According to an article posted on the Concussion Legacy Foundation’s website but published by the Boston University CTE Center, Chronic Traumatic Encephalopathy is a degenerative brain disease found in athletes, military veterans, and others with a history of repetitive brain trauma (blows to the head, mainly). Previous studies have found that with CTE, a protein forms clumps that slowly spread throughout the brain, killing healthy brain cells, and while this condition has been seen in people as young as 17, the symptoms don’t typically appear for years after the trauma to the head.
CTE symptoms include aggression, depression, impulse control problems, and paranoia; as the condition worsens, sufferers may have problems with thinking and memory; confusion; impaired judgment; and eventually, dementia.
New Findings About Brain Injury in Youth
New findings suggest that brain changes may appear much sooner than originally believed. Preliminary findings of research conducted by the Radiological Society of North America have indicated that repeated blows to the head could lead to changes in the shape of the corpus callosum, which is a broad band of nerve fibers that joins the two hemispheres of the brain. The band of nerves is critical to integrating cognitive, motor, and sensory functions between the two hemispheres of the brain during the time of brain development in young people.
In the study conducted by the Radiological Society of North America, researchers used special MRI methods to examine nerve bundles in the brains of 26 young male football players, with an average age of 12 both before and after one season of football. Twenty-six more young males who didn’t play football were used as a control group and got MRI scans at the same time as the football players.
The study found that in the youths who played football, nerve fibers in their corpus callosum changed over the season, says lead study author Jeongchul Kim, a research associate in the Radiology Informatics and Imaging Laboratory at Wake Forest School of Medicine in Winston-Salem.
The changes were noted based on two different imaging approaches: One analyzed the shape of the nerve fibers and the other focused on the integrity of the nerves. The study showed that some nerve bundles grew longer and other bundles became shorter, or contracted, after the players’ initial MRI scans at the beginning of the season. Kim says they saw no changes in the integrity of the bundles. While it’s much too early to know exactly what these changes mean, there were changes in the brains of young football players, and that alone is something that is concerning to parents and medical professionals.
Football: To Play or Not to Play?
While these results have not yet been published in a peer-reviewed journal, the findings are the result of a years-long collaborative study with medical professionals from the University of Texas Southwestern Medical Center, Wake Forest University, and Children’s National Health System in the District of Columbia.

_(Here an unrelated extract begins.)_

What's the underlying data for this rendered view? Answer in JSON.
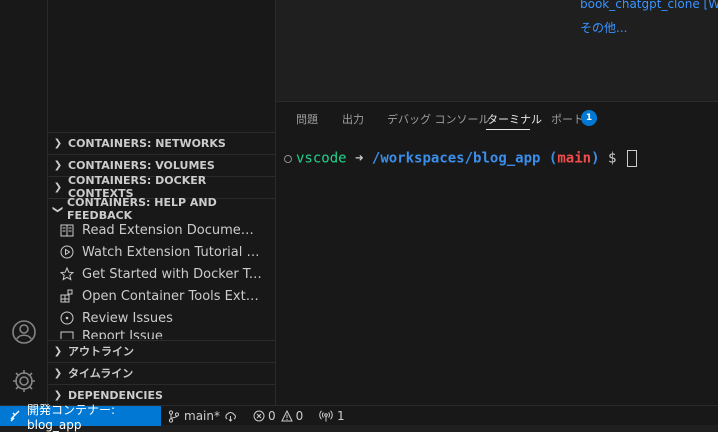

Christopher Whitlow, a radiologist and a co-author of the study, says he “cannot say what these recent findings suggest and doesn’t know yet what to tell parents about how safe their child will be on a football field.”
For now, the researchers say there are still a lot of unanswered questions, but the findings are significant and may be impactful on those families trying to decide whether or not football is the right sport for their children.